So what is going to happen to poor Philip?

The next day, Dikaiopolis' brother takes them to see that doctor he's heard about.
There's a little trouble on the way. What is it? And how does Dikaiopolis solve it?
There's more bother at the doctor's door? What is it? And how is that problem solved to everybody's satisfaction?
So here, finally, they are in the presence of the great man who, they hope, will cure Philip's eyes. What is the outcome of the doctor's examination?
Big problem! How can they get to Epidaurus: on foot? Why not? By boat? What's problematic here?
Why Epidaurus anyway?

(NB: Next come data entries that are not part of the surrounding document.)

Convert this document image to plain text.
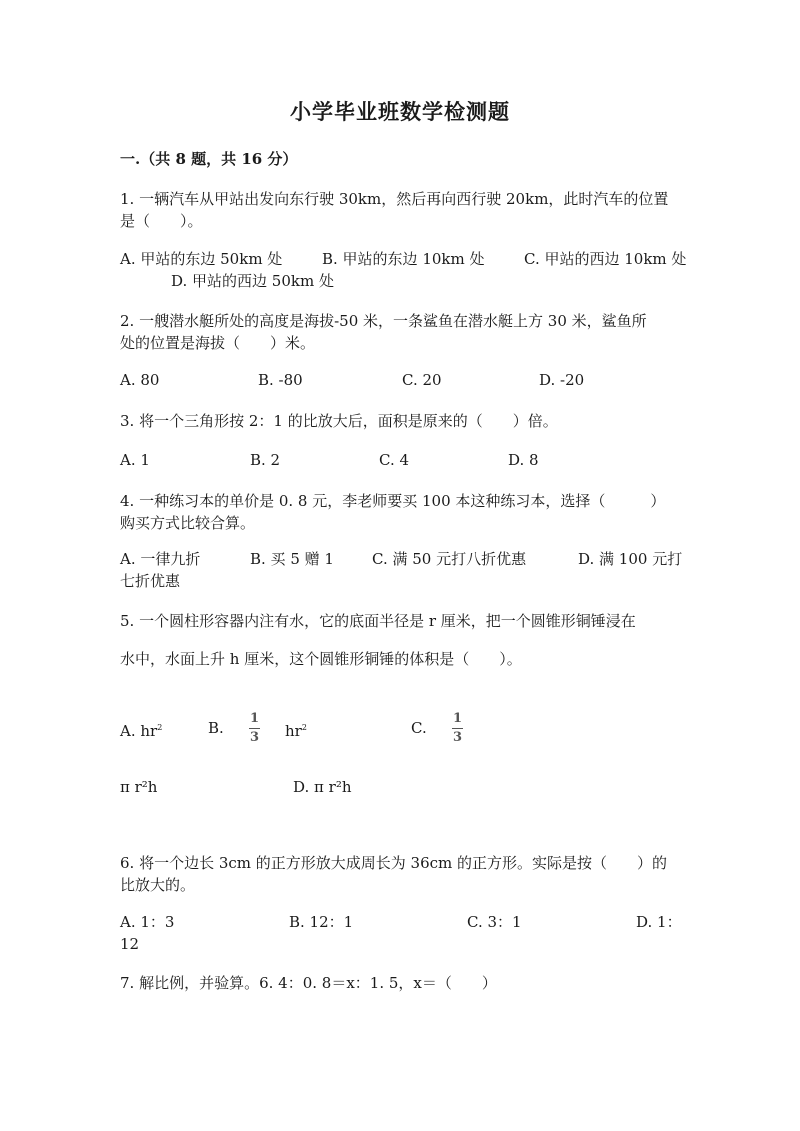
小学毕业班数学检测题
一.（共 8 题，共 16 分）
1. 一辆汽车从甲站出发向东行驶 30km，然后再向西行驶 20km，此时汽车的位置
是（　　）。
A. 甲站的东边 50km 处	B. 甲站的东边 10km 处	C. 甲站的西边 10km 处
D. 甲站的西边 50km 处
2. 一艘潜水艇所处的高度是海拔-50 米，一条鲨鱼在潜水艇上方 30 米，鲨鱼所
处的位置是海拔（　　）米。
A. 80	B. -80	C. 20	D. -20
3. 将一个三角形按 2：1 的比放大后，面积是原来的（　　）倍。
A. 1	B. 2	C. 4	D. 8
4. 一种练习本的单价是 0. 8 元，李老师要买 100 本这种练习本，选择（　　　）
购买方式比较合算。
A. 一律九折	B. 买 5 赠 1	C. 满 50 元打八折优惠	D. 满 100 元打
七折优惠
5. 一个圆柱形容器内注有水，它的底面半径是 r 厘米，把一个圆锥形铜锤浸在
水中，水面上升 h 厘米，这个圆锥形铜锤的体积是（　　）。
A. $hr^2$	B.
1
3 $hr^2$	C.
1
3
π r²h	D. π r²h
6. 将一个边长 3cm 的正方形放大成周长为 36cm 的正方形。实际是按（　　）的
比放大的。
A. 1：3	B. 12：1	C. 3：1	D. 1：
12
7. 解比例，并验算。6. 4：0. 8＝x：1. 5，x＝（　　）
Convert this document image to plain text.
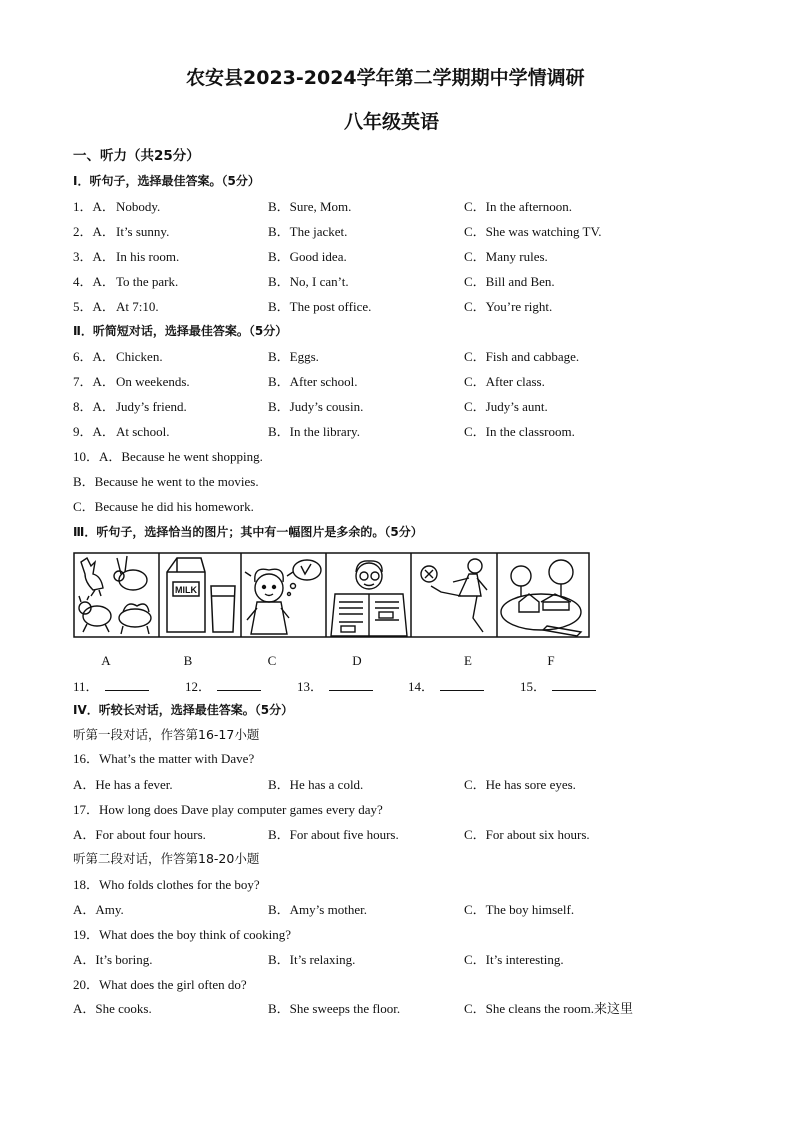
农安县2023-2024学年第二学期期中学情调研
八年级英语
一、听力（共25分）
Ⅰ．听句子，选择最佳答案。（5分）
1．A． Nobody.	B．Sure, Mom.	C．In the afternoon.
2．A． It’s sunny.	B．The jacket.	C．She was watching TV.
3．A． In his room.	B．Good idea.	C．Many rules.
4．A． To the park.	B．No, I can’t.	C．Bill and Ben.
5．A． At 7:10.	B．The post office.	C．You’re right.
Ⅱ．听简短对话，选择最佳答案。（5分）
6．A． Chicken.	B．Eggs.	C．Fish and cabbage.
7．A． On weekends.	B．After school.	C．After class.
8．A． Judy’s friend.	B．Judy’s cousin.	C．Judy’s aunt.
9．A． At school.	B．In the library.	C．In the classroom.
10．A．Because he went shopping.
B．Because he went to the movies.
C．Because he did his homework.
Ⅲ．听句子，选择恰当的图片；其中有一幅图片是多余的。（5分）
MILK
A	B	C	D	E	F
11．	12．	13．	14．	15．
IV．听较长对话，选择最佳答案。（5分）
听第一段对话，作答第16-17小题
16．What’s the matter with Dave?
A．He has a fever.	B．He has a cold.	C．He has sore eyes.
17．How long does Dave play computer games every day?
A．For about four hours.	B．For about five hours.	C．For about six hours.
听第二段对话，作答第18-20小题
18．Who folds clothes for the boy?
A．Amy.	B．Amy’s mother.	C．The boy himself.
19．What does the boy think of cooking?
A．It’s boring.	B．It’s relaxing.	C．It’s interesting.
20．What does the girl often do?
A．She cooks.	B．She sweeps the floor.	C．She cleans the room.来这里
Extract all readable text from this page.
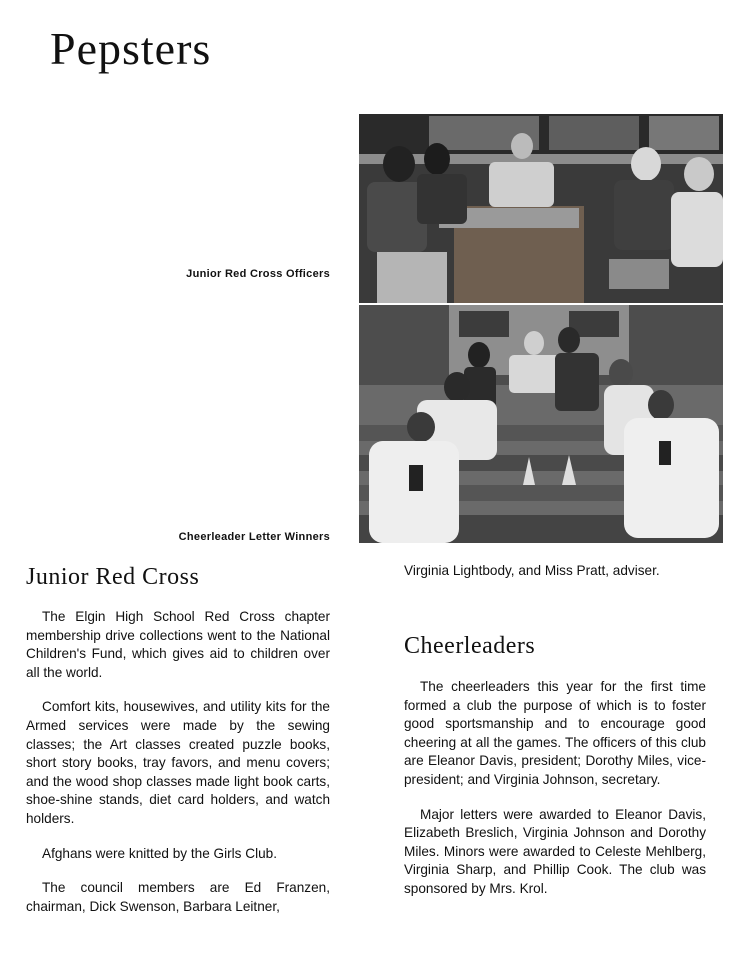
Pepsters
Junior Red Cross Officers
Cheerleader Letter Winners
Junior Red Cross

The Elgin High School Red Cross chapter membership drive collections went to the National Children's Fund, which gives aid to children over all the world.

Comfort kits, housewives, and utility kits for the Armed services were made by the sewing classes; the Art classes created puzzle books, short story books, tray favors, and menu covers; and the wood shop classes made light book carts, shoe-shine stands, diet card holders, and watch holders.

Afghans were knitted by the Girls Club.

The council members are Ed Franzen, chairman, Dick Swenson, Barbara Leitner,

Virginia Lightbody, and Miss Pratt, adviser.

Cheerleaders

The cheerleaders this year for the first time formed a club the purpose of which is to foster good sportsmanship and to encourage good cheering at all the games. The officers of this club are Eleanor Davis, president; Dorothy Miles, vice-president; and Virginia Johnson, secretary.

Major letters were awarded to Eleanor Davis, Elizabeth Breslich, Virginia Johnson and Dorothy Miles. Minors were awarded to Celeste Mehlberg, Virginia Sharp, and Phillip Cook. The club was sponsored by Mrs. Krol.
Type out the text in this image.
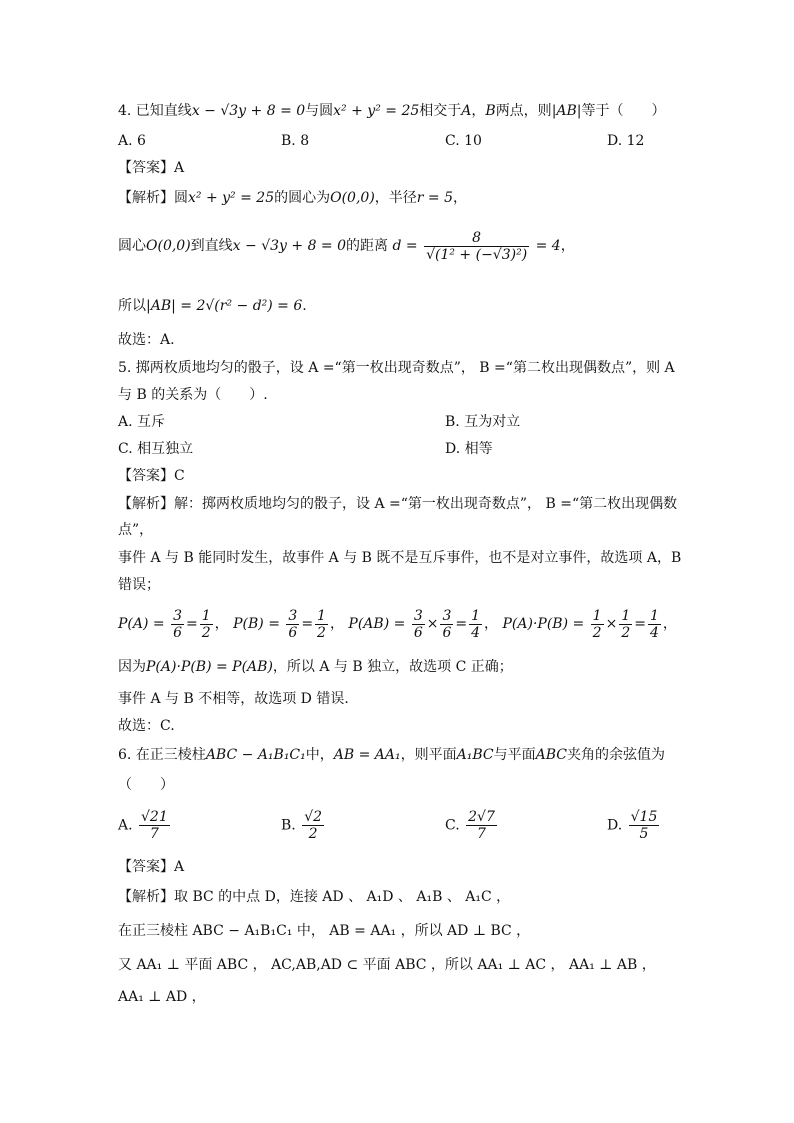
4. 已知直线x − √3y + 8 = 0与圆x² + y² = 25相交于A，B两点，则|AB|等于（　　）
A. 6	B. 8	C. 10	D. 12
【答案】A
【解析】圆x² + y² = 25的圆心为O(0,0)，半径r = 5，
圆心O(0,0)到直线x − √3y + 8 = 0的距离 $d = \frac{8}{\text{√(1² + (−√3)²)}} = 4$，
所以|AB| = 2√(r² − d²) = 6.
故选：A.
5. 掷两枚质地均匀的骰子，设 A =“第一枚出现奇数点”， B =“第二枚出现偶数点”，则 A
与 B 的关系为（　　）.
A. 互斥	B. 互为对立
C. 相互独立	D. 相等
【答案】C
【解析】解：掷两枚质地均匀的骰子，设 A =“第一枚出现奇数点”， B =“第二枚出现偶数
点”，
事件 A 与 B 能同时发生，故事件 A 与 B 既不是互斥事件，也不是对立事件，故选项 A，B
错误；
$P(A) = \frac{3}{6} = \frac{1}{2}$ ， $P(B) = \frac{3}{6} = \frac{1}{2}$ ， $P(AB) = \frac{3}{6} \times \frac{3}{6} = \frac{1}{4}$ ， $P(A)\cdot P(B) = \frac{1}{2} \times \frac{1}{2} = \frac{1}{4}$ ，
因为P(A)·P(B) = P(AB)，所以 A 与 B 独立，故选项 C 正确；
事件 A 与 B 不相等，故选项 D 错误.
故选：C.
6. 在正三棱柱ABC − A₁B₁C₁中，AB = AA₁，则平面A₁BC与平面ABC夹角的余弦值为
（　　）
A. $\frac{√21}{7}$	B. $\frac{√2}{2}$	C. $\frac{2√7}{7}$	D. $\frac{√15}{5}$
【答案】A
【解析】取 BC 的中点 D，连接 AD 、 A₁D 、 A₁B 、 A₁C ，
在正三棱柱 ABC − A₁B₁C₁ 中， AB = AA₁ ，所以 AD ⊥ BC ，
又 AA₁ ⊥ 平面 ABC ， AC,AB,AD ⊂ 平面 ABC ，所以 AA₁ ⊥ AC ， AA₁ ⊥ AB ，
AA₁ ⊥ AD ，
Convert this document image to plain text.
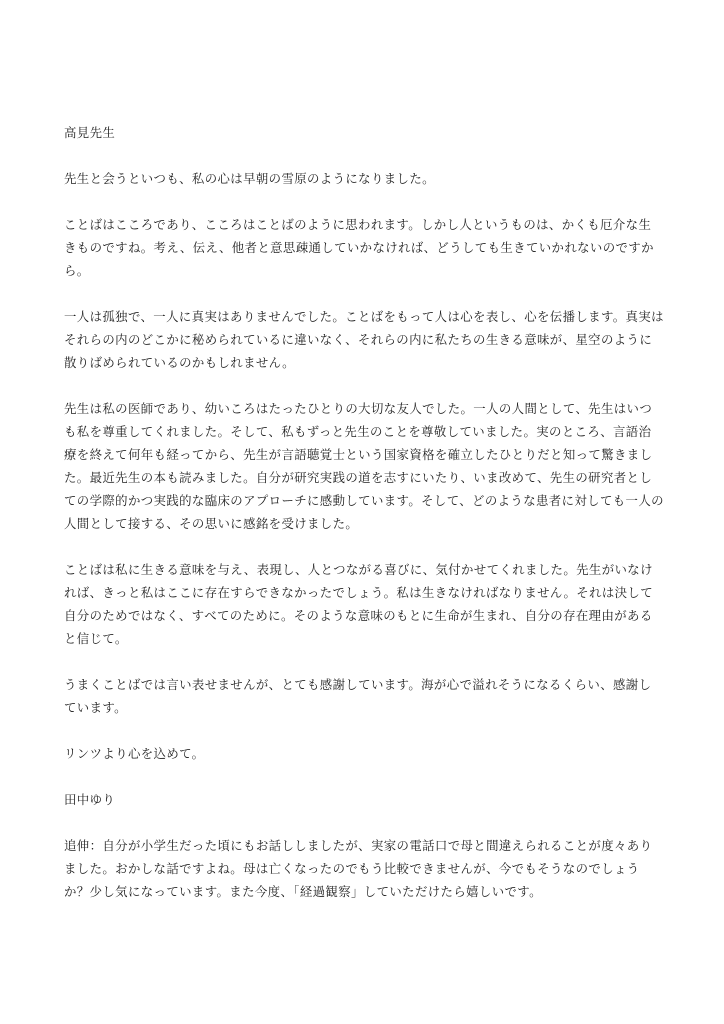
高見先生

先生と会うといつも、私の心は早朝の雪原のようになりました。

ことばはこころであり、こころはことばのように思われます。しかし人というものは、かくも厄介な生きものですね。考え、伝え、他者と意思疎通していかなければ、どうしても生きていかれないのですから。

一人は孤独で、一人に真実はありませんでした。ことばをもって人は心を表し、心を伝播します。真実はそれらの内のどこかに秘められているに違いなく、それらの内に私たちの生きる意味が、星空のように散りばめられているのかもしれません。

先生は私の医師であり、幼いころはたったひとりの大切な友人でした。一人の人間として、先生はいつも私を尊重してくれました。そして、私もずっと先生のことを尊敬していました。実のところ、言語治療を終えて何年も経ってから、先生が言語聴覚士という国家資格を確立したひとりだと知って驚きました。最近先生の本も読みました。自分が研究実践の道を志すにいたり、いま改めて、先生の研究者としての学際的かつ実践的な臨床のアプローチに感動しています。そして、どのような患者に対しても一人の人間として接する、その思いに感銘を受けました。

ことばは私に生きる意味を与え、表現し、人とつながる喜びに、気付かせてくれました。先生がいなければ、きっと私はここに存在すらできなかったでしょう。私は生きなければなりません。それは決して自分のためではなく、すべてのために。そのような意味のもとに生命が生まれ、自分の存在理由があると信じて。

うまくことばでは言い表せませんが、とても感謝しています。海が心で溢れそうになるくらい、感謝しています。

リンツより心を込めて。

田中ゆり

追伸：自分が小学生だった頃にもお話ししましたが、実家の電話口で母と間違えられることが度々ありました。おかしな話ですよね。母は亡くなったのでもう比較できませんが、今でもそうなのでしょうか？少し気になっています。また今度、「経過観察」していただけたら嬉しいです。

What is there at Epidaurus that you don't find in Athens?
How does it all end?


The story is told in the past tense for the most part, with some present tense forms thrown in, both for vividness of narration - and because we haven't learnt the aorist forms of those verbs yet.

  Compare to English:  

Yesterday I went downtown to get myself a new printer. I'm walking past the Bannerman Bank when the door is flung open and 2 masked men come charging out, wildly waving lolly-pops around. They jump into a waiting car and take off as if a hundred devils with little red-hot tridents were after them. What was all that about?
That's what I mean by "present tense forms for past tense events", in Greek, like in English. (To make those events more immediate, as if we were living them now.)